University Medical Center started turning non-emergency patients away Tuesday morning after the hospital reached capacity. This is not the first time this happened and in fact, UMC said this happens often.
The hospital being at capacity affects nurses, resources and wait times. Recently, wait times for the ER lasted for more than six hours in some cases. The wait times are longer because the ER is full with patients from other areas of the hospital.
“Unfortunately, we have to hold patients in the ER,” said marketing director at UMC, Eric Finley. “That means is that we keep a patient in the ER until a bed is available for them in the hospital. Sometimes that’s 12 hours, sometimes that’s 24 hours.”
This causes the ER to operate differently and drains ER nurses who are not trained to work with these kinds of patients.
“It does wear on staff, we’re trying to listen to their needs because they are fully taxed every moment they are here,” said Finley.
A new facility with eight beds opened on Monday, but those beds are already full. As of this morning, they started having to turn away patients.
“This morning until about 9:30, we were on diversion for adult medical patients,” said Finley. “We’d take trauma or some type of bad car wreck but if your doctor said ‘Hey, I want to put you in the hospital for some testing,’ we wouldn’t accept that patient.”

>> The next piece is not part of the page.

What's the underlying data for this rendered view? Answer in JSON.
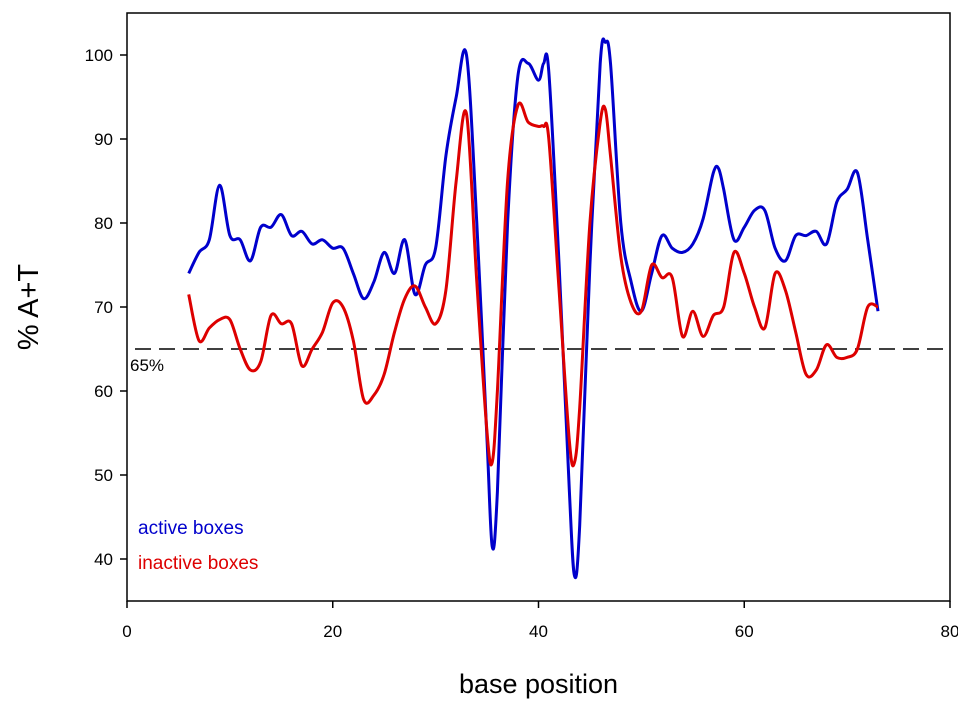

Finley said a big part of the problem is people coming to the ER when they should be going somewhere else for their medical services, which adds to the wait time.
“One thing that we see at any given time is only about 30 percent of patients who are in the ER actually need to be there,” said Finley.
UMC is asking the community to avoid coming to the ER for symptoms like the flu or a bad cold and instead utilize the clinics around town. If it’s something more serious, the ER is the correct setting.
By spring, UMC hopes to add 45 more beds to their facilities. Currently, UMC is recruiting nurses to man those beds.